A total lunar eclipse is happening the night of March 2–3, 2026, with the peak (maximum eclipse) around 11:33 UTC on March 3.

Quick Scoop: When & What

  • Date: night of March 2–3, 2026 (exact calendar date depends on your time zone).
  • Type: total lunar eclipse (classic “Blood Moon”).
  • Peak time: maximum totality around 11:33 UTC on March 3.
  • Totality window: roughly 11:04–12:03 UTC (about 1 hour of full red Moon).
  • Start of eclipse (penumbral): about 08:44 UTC, with the visible partial phase starting around 09:50 UTC.
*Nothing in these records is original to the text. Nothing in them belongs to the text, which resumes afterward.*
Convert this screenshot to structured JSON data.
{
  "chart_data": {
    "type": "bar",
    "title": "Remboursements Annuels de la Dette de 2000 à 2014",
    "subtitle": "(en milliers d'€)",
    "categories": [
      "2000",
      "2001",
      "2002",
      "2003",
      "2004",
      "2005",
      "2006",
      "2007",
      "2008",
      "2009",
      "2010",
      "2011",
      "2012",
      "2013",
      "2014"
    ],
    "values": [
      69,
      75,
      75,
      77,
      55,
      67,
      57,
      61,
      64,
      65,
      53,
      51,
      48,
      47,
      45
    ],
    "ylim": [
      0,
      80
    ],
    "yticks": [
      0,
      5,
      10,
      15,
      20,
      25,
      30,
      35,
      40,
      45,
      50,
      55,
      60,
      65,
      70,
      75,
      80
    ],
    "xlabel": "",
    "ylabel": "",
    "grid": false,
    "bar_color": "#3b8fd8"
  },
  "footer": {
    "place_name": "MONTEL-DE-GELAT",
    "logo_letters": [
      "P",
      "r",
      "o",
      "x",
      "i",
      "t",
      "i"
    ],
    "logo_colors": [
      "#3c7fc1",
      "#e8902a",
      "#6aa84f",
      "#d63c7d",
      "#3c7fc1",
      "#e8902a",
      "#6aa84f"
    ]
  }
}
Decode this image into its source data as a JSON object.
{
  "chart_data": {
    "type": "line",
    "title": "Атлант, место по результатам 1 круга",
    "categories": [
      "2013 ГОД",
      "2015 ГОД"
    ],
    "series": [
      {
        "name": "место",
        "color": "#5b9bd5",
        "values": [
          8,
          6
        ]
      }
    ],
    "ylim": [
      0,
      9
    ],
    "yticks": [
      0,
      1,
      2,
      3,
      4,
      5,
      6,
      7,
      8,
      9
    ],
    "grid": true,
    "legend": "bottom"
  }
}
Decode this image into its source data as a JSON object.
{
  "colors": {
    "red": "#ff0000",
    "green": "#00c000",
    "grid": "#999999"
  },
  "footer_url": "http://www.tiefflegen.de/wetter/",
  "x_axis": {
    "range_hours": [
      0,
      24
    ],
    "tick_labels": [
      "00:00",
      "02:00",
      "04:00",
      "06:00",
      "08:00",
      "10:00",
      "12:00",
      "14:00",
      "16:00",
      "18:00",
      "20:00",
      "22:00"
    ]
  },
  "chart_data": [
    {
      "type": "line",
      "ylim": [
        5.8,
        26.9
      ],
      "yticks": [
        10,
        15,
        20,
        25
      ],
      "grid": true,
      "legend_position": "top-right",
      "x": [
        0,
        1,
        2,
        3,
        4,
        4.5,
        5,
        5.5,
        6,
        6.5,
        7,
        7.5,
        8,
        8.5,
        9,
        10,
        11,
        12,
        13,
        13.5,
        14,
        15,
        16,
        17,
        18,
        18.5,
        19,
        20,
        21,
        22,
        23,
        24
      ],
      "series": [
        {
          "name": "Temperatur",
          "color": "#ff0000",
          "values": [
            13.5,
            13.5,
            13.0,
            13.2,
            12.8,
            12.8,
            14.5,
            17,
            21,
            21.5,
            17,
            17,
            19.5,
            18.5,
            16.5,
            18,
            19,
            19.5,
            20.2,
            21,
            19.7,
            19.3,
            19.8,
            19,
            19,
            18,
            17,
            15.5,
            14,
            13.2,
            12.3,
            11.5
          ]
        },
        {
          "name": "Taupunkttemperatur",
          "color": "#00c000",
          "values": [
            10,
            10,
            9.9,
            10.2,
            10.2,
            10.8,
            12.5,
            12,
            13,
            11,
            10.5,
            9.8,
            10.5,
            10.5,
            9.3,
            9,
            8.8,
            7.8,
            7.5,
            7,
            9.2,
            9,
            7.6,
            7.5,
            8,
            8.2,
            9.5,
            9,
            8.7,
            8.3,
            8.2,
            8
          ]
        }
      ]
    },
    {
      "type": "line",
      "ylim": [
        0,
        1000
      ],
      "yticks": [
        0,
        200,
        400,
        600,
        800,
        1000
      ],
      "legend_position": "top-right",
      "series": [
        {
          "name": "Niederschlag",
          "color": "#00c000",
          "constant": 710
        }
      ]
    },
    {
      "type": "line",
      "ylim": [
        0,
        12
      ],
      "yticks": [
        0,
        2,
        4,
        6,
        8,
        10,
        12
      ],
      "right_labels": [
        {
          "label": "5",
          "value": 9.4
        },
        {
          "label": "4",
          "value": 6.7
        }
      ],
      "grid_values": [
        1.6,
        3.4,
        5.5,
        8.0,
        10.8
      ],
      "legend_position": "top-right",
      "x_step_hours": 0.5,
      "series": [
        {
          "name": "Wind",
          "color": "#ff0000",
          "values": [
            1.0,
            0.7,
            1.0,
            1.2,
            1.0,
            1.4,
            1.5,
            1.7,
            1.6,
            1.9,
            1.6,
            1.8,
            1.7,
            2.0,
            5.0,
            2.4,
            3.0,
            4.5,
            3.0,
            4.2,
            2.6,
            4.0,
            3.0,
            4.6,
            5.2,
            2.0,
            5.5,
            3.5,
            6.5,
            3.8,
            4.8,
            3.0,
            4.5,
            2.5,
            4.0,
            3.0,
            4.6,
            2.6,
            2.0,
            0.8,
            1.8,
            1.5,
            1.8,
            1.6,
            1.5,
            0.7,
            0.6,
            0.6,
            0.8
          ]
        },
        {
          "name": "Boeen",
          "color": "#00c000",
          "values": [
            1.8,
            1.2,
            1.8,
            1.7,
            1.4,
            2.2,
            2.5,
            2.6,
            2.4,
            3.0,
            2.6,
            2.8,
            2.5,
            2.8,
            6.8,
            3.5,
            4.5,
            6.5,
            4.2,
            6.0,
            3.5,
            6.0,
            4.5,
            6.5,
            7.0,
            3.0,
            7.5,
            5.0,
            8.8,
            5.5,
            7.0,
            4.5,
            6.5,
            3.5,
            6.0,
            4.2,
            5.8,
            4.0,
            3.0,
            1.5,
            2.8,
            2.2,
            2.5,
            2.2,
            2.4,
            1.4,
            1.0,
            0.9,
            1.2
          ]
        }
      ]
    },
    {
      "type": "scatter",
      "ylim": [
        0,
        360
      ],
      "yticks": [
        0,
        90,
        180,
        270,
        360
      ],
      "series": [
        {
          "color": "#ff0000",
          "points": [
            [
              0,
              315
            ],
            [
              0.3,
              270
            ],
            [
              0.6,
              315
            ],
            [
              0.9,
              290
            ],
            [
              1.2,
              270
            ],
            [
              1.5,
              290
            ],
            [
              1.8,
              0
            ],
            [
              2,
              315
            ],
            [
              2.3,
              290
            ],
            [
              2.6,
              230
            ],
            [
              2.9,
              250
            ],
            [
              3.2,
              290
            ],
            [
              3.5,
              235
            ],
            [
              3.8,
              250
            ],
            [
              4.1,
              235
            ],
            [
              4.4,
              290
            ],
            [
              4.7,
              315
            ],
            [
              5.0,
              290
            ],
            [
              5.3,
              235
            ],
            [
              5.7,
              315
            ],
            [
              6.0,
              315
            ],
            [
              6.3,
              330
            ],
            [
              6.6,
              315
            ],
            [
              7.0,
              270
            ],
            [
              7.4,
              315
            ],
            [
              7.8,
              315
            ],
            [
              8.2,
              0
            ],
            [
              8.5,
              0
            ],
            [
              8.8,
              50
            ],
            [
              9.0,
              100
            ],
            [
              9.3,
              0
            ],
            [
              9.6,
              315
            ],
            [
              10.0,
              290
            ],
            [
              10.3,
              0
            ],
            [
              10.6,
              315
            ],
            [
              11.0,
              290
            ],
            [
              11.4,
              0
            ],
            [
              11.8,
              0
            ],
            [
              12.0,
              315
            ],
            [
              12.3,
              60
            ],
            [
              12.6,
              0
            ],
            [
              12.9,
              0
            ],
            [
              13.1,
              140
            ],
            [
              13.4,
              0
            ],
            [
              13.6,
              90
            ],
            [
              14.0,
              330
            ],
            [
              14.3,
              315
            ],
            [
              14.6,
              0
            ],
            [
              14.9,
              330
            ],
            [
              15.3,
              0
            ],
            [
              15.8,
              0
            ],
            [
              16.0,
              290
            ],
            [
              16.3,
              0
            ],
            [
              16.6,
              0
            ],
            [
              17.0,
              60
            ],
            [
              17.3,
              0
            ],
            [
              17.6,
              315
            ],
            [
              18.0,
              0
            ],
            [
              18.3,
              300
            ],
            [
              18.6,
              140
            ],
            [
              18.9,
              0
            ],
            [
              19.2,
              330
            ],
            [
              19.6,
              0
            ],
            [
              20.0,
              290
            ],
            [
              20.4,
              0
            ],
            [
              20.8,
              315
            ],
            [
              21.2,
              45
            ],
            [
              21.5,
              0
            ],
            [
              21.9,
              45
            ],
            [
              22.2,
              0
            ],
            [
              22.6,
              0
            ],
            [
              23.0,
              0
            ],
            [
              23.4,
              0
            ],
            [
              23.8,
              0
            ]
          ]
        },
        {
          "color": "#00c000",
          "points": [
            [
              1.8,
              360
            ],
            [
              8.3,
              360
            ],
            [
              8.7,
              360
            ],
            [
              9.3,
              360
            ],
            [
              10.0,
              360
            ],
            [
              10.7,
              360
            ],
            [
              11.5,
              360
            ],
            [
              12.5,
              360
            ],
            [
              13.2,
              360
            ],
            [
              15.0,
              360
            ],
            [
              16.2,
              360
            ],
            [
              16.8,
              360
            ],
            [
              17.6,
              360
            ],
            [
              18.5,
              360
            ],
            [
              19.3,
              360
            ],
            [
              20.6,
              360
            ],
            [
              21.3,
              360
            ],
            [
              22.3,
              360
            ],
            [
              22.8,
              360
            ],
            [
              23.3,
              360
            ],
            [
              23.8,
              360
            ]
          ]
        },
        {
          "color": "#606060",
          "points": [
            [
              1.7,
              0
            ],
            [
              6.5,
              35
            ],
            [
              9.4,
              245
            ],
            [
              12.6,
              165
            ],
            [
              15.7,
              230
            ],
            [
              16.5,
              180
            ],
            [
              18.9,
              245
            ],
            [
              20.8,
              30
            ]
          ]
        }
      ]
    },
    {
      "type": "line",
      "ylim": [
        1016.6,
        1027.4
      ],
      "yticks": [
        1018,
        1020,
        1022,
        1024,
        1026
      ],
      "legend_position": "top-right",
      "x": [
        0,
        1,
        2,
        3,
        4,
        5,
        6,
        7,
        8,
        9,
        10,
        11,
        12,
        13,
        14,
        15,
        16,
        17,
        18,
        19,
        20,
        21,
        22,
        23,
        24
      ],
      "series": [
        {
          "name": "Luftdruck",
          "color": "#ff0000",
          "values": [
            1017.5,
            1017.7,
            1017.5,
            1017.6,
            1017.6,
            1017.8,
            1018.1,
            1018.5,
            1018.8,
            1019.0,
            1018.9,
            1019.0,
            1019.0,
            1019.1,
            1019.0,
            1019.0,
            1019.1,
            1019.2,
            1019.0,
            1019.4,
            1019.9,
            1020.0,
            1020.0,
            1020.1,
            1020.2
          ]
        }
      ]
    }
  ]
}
If you’re in North or Central America, the best viewing is early on March 3 before sunrise; in East Asia, Australia, and the Pacific, it occurs on the evening of March 3 local time.

What “+50%” Could Mean

Forum and social posts sometimes say things like “+50% eclipse” to mean the Moon is about half covered (a partial phase), but this March 2026 event actually reaches 100% coverage during totality. If you saw “+50% T¢” in a thread, it’s likely slang or a rough way of saying “at least half the Moon will be in Earth’s shadow” during the build‑up to totality, not an official scientific label.

“Information gathered from public forums or data available on the internet and portrayed here.”